A lottery winner was fatally poisoned with cyanide a day after he
A lottery winner was fatally poisoned with cyanide a day after he collected nearly $425,000 in lottery winnings, a Chicago medical examiner said Monday.
Urooj Khan died July 20, a day after collecting the lump sum option on a $1 million instant lottery ticket. After a limited exam during which Cook County Medical Examiner Stephen Cina found no trauma or unusual substances in the 46-year-old’s body, the medical examiner’s office declared that he died of natural causes.
Khan was buried at Rosehill Cemetery in Chicago, the Chicago Tribune reported, and within a week a concerned relative asked the medical examiner’s office to take a closer look, Cina told the Tribune.
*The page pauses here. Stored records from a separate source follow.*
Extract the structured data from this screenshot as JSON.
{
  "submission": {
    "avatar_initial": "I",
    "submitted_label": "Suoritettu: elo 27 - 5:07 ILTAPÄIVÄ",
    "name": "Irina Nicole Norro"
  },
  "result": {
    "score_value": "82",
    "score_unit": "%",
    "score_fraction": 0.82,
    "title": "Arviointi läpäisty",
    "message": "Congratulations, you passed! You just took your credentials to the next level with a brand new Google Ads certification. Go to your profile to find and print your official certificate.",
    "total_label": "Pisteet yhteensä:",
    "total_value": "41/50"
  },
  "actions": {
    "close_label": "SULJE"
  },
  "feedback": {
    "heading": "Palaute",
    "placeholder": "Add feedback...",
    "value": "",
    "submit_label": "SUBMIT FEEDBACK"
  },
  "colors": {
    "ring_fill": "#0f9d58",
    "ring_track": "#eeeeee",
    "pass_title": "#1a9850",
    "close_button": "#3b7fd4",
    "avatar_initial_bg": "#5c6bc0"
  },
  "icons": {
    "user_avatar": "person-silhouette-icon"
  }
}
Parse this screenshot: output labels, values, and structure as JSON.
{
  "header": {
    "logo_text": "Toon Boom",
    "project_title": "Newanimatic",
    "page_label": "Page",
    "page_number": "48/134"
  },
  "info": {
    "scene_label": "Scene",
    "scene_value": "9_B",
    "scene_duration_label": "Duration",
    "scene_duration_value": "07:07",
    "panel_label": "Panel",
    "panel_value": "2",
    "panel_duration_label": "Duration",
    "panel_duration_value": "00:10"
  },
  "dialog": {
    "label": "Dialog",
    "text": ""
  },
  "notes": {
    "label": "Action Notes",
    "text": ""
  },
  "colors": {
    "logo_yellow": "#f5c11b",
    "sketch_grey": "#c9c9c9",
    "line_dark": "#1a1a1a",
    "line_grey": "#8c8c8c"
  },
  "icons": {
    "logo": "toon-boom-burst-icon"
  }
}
The medical examiner’s office determined from comprehensive toxicology reports that Khan had ingested a deadly amount of cyanide and his death was reclassified as a homicide.
Now, police are considering exhuming Khan’s body as part of the investigation into his death.
Chicago Police Department spokeswoman Melissa Stratton confirmed the department was now investigating the death and said detectives were working closely with the medical examiner’s office, the Associated Press reported.
Khan bought the ticket at a 7-Eleven near his home in West Rogers Park, a neighborhood on Chicago’s North Side. A native of India, he came to Chicago in the late 1980s and began working at a dry cleaners. He reportedly planned to grow his business with his lottery winnings.